"How We Calculate Risk" - our Default Risk Recipe

Last updated: April 9, 2026

SewerAI's risk assessment combines Likelihood of Failure (LoF) and Consequence of Failure (CoF) as equal components (averaged together) to generate comprehensive risk scores, which we call Total Risk. This methodology was developed through collaboration with civil engineers, utility customers, industry experts, and review of published research, including the 2020 ASCE meta review paper by Mohammadi et al.

The LoF describes the probability that a pipe will fail, and is driven by but not synonymous with the NASSCO inspection LoF. The CoF describes how bad it would be should the pipe fail.

Likelihood of Failure (70% of total risk)

The LoF assessment prioritizes recent inspection data while incorporating asset characteristics and SewerAI's unique benchmarking:

Primary Factor:

  • NASSCO LoF (70%) - Derived from the most recent pipe inspection observations, this forms the foundation of failure likelihood assessment

Supporting Factors:

  • PIONEER Structural Benchmark (10%) - SewerAI's proprietary ranking that compares each pipe against similar pipes (same material and diameter) across the millions of assets stored in PIONEER

  • Age of Asset (10%) - Traditional degradation indicator from GIS data

  • Diameter (4%) - Pipe size as a structural factor

  • Depth (2%) - Installation depth considerations

  • Length (2%) - Pipe segment length

  • Material (2%) - Pipe material type from asset records

Adaptive Weighting: When recent inspection data (NASSCO LoF) is unavailable, the system automatically rebalances the remaining factors to still provide meaningful LoF scores. An AI model is in development to more intelligently infer LoF for uninspected pipes.
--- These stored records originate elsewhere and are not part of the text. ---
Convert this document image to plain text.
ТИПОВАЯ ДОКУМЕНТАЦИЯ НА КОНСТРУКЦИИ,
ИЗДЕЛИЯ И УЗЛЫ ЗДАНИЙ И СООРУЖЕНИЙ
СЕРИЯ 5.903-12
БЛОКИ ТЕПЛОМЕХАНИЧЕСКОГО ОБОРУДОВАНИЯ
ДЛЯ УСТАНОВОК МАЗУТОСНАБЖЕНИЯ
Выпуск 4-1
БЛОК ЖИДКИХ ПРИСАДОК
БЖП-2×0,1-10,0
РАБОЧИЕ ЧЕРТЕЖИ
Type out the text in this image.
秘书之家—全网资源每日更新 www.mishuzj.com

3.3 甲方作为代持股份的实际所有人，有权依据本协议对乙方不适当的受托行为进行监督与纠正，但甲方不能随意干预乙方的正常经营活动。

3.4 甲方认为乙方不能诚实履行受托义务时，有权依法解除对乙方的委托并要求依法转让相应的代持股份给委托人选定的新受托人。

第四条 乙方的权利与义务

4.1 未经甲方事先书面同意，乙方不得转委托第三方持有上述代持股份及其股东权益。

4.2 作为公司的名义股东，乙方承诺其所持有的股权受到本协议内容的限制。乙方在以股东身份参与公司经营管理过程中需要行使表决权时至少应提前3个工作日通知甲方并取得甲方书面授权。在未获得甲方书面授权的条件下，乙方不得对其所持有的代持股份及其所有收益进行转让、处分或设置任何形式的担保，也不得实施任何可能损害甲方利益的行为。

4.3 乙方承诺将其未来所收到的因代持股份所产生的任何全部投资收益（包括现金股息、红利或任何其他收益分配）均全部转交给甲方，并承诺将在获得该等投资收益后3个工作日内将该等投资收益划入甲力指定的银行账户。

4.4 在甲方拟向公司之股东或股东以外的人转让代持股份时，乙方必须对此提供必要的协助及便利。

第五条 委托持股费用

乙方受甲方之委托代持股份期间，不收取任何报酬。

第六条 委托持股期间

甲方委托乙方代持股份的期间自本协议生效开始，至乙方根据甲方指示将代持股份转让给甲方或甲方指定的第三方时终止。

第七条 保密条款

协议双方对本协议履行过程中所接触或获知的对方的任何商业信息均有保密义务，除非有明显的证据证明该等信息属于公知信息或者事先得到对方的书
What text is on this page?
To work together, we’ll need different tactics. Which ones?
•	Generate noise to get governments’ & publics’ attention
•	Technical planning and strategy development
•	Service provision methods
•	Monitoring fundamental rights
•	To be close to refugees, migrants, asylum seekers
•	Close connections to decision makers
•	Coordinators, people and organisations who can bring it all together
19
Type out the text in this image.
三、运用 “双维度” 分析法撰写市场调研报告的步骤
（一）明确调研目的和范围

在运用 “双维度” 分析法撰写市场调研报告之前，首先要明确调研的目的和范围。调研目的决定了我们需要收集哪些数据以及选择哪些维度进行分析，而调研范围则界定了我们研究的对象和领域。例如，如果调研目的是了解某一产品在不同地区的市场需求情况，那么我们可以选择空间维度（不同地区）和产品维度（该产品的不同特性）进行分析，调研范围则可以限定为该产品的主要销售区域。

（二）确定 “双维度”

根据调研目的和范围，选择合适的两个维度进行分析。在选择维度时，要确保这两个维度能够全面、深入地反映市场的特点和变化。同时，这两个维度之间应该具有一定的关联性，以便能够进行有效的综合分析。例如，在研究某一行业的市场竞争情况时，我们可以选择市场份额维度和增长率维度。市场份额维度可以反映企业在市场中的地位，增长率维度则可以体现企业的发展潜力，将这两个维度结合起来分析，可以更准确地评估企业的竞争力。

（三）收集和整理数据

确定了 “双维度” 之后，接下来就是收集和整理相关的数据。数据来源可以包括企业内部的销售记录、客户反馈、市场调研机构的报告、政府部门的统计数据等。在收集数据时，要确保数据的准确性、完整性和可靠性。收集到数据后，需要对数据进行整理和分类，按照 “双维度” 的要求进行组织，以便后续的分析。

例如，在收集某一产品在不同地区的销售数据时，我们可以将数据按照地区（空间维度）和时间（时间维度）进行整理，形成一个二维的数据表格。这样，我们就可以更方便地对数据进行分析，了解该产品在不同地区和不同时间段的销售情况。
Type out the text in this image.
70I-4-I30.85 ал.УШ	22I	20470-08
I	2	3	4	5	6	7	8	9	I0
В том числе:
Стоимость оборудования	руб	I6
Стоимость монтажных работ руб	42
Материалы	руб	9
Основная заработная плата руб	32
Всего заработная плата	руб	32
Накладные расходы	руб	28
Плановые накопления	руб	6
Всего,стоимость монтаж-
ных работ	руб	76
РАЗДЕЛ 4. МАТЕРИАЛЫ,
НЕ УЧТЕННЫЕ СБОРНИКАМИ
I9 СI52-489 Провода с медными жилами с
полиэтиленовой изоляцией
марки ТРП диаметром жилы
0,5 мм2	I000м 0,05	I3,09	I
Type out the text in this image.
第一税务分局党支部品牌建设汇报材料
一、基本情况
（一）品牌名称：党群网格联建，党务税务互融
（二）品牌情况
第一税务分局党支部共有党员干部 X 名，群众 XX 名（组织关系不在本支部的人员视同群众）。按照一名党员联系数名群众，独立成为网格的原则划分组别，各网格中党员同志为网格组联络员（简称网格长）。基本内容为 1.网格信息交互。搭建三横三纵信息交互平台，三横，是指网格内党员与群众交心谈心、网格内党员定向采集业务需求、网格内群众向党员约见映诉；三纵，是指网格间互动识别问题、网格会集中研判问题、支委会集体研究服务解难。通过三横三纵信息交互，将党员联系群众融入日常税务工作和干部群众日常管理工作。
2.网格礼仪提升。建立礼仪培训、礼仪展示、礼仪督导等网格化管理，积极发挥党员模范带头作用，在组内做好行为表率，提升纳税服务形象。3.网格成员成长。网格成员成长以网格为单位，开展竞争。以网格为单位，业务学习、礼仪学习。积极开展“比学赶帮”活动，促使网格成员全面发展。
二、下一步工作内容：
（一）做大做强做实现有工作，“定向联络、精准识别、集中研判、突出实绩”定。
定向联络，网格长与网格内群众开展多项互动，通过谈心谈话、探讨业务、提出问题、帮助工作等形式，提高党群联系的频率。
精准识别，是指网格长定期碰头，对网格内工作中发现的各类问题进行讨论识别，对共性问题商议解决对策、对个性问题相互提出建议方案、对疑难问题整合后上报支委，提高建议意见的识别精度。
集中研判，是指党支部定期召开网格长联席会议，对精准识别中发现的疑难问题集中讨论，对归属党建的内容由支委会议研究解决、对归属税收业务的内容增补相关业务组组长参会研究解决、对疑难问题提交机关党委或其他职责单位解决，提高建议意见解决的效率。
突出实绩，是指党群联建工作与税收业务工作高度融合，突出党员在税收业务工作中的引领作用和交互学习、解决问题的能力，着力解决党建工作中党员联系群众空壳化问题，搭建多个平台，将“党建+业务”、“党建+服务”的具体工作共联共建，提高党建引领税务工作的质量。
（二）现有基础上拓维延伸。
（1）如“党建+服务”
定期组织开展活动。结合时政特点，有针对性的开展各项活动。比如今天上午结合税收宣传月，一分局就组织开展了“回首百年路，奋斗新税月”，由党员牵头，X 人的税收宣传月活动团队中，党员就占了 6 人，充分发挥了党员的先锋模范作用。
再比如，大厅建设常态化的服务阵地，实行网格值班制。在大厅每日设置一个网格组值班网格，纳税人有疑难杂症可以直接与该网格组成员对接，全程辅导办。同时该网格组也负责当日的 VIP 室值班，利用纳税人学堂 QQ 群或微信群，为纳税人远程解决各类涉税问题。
Consequence of Failure (30% of total risk)

The CoF assessment focuses on impact severity using infrastructure importance and proximity analysis. Our default formula takes the highest score from any single factor as the consequence,

  • Diameter - Used as a proxy for network importance and number of upstream customers served

  • Hospital Proximity - Distance to critical healthcare infrastructure

  • School Proximity - Distance to educational facilities

  • Waterway Proximity - Distance to sensitive environmental water bodies

  • Road / Rails Overlap - What type of road surface, path or railway the asset sits under,

  • Land Use Overlap - Whether the asset intersects sensitive spaces like parks, airports or government buildings

All proximity data is calculated using national mapping datasets (USGS / Census TIGER files). We have plans to incorporate more sophisticated network analysis for better infrastructure importance assessment.

This balanced approach ensures risk scores reflect both the technical likelihood of pipe failure and the real-world consequences of service disruption.